Fourier transform on Schwartz functions

This file will construct the Fourier transform as a continuous linear map acting on Schwartz functions.

For now, it only contains the fact that the Fourier transform of a Schwartz function is differentiable, with an explicit derivative given by a Fourier transform. See SchwartzMap.hasFDerivAt_fourier.

def VectorFourier.fourierSMulRightSchwartz {D : Type u_1} [NormedAddCommGroup D] [NormedSpace ℝ D] {E : Type u_2} [NormedAddCommGroup E] [NormedSpace ℝ E] {V : Type u_3} [NormedAddCommGroup V] [NormedSpace ℂ V] (L : D →L[ℝ] E →L[ℝ] ℝ) : SchwartzMap D V →L[ℝ] SchwartzMap D (E →L[ℝ] V)

Multiplication by a linear map on Schwartz space: for f : D → V a Schwartz function and L a bilinear map from D × E to ℝ, we define a new Schwartz function on D taking values in the space of linear maps from E to V, given by (VectorFourier.fourierSMulRightSchwartz L f) (v) = -(2 * π * I) • L (v, ⬝) • f v. The point of this definition is that the derivative of the Fourier transform of f is the Fourier transform of VectorFourier.fourierSMulRightSchwartz L f.

Equations

• VectorFourier.fourierSMulRightSchwartz L = -(2 * ↑Real.pi * Complex.I) • SchwartzMap.bilinLeftCLM (ContinuousLinearMap.smulRightL ℝ E V).flip ⋯

@[simp]

theorem VectorFourier.fourierSMulRightSchwartz_apply {D : Type u_1} [NormedAddCommGroup D] [NormedSpace ℝ D] {E : Type u_2} [NormedAddCommGroup E] [NormedSpace ℝ E] {V : Type u_3} [NormedAddCommGroup V] [NormedSpace ℂ V] (L : D →L[ℝ] E →L[ℝ] ℝ) (f : SchwartzMap D V) (d : D) : ((VectorFourier.fourierSMulRightSchwartz L) f) d = -(2 * ↑Real.pi * Complex.I) • (L d).smulRight (f d)

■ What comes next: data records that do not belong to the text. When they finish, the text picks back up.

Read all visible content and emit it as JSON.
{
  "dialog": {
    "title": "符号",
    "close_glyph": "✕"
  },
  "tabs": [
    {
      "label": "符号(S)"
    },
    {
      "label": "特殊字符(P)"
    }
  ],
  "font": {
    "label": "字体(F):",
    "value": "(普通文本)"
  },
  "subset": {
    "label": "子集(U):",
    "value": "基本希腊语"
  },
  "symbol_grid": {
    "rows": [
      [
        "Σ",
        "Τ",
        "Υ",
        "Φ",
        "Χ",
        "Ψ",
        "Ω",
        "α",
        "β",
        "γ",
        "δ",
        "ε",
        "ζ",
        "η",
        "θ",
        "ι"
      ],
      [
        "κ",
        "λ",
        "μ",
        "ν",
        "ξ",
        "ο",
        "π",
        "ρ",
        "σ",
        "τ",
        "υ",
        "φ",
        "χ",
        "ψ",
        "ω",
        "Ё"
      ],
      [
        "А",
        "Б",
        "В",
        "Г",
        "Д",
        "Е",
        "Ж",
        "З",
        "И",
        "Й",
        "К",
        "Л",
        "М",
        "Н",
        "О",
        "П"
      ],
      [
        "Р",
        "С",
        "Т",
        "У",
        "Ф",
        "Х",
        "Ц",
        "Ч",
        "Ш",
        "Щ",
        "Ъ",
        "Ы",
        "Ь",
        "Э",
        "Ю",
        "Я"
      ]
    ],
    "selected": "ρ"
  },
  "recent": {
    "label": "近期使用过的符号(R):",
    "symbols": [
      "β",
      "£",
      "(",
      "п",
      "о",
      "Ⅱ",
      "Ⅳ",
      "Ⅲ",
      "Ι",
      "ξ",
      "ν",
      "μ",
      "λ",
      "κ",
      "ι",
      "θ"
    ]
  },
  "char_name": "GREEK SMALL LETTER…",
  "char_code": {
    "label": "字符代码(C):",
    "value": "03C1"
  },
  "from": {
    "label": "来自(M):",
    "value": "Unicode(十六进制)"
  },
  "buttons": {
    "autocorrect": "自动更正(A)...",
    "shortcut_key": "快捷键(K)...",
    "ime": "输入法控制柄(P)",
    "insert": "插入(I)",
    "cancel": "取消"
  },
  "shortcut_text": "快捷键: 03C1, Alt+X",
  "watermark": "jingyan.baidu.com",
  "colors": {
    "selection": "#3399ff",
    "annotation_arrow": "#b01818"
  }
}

theorem SchwartzMap.hasFDerivAt_fourierIntegral {D : Type u_1} [NormedAddCommGroup D] [NormedSpace ℝ D] {E : Type u_2} [NormedAddCommGroup E] [NormedSpace ℝ E] {V : Type u_3} [NormedAddCommGroup V] [NormedSpace ℂ V] (L : D →L[ℝ] E →L[ℝ] ℝ) [MeasurableSpace D] [BorelSpace D] {μ : MeasureTheory.Measure D} [SecondCountableTopology D] [μ.HasTemperateGrowth] (f : SchwartzMap D V) (w : E) : HasFDerivAt (VectorFourier.fourierIntegral Real.fourierChar μ L.toLinearMap₂ ⇑f) (VectorFourier.fourierIntegral Real.fourierChar μ L.toLinearMap₂ (⇑((VectorFourier.fourierSMulRightSchwartz L) f)) w) w

The Fourier transform of a Schwartz map f has a Fréchet derivative (everywhere in its domain) and its derivative is the Fourier transform of the Schwartz map mul_L_schwartz L f.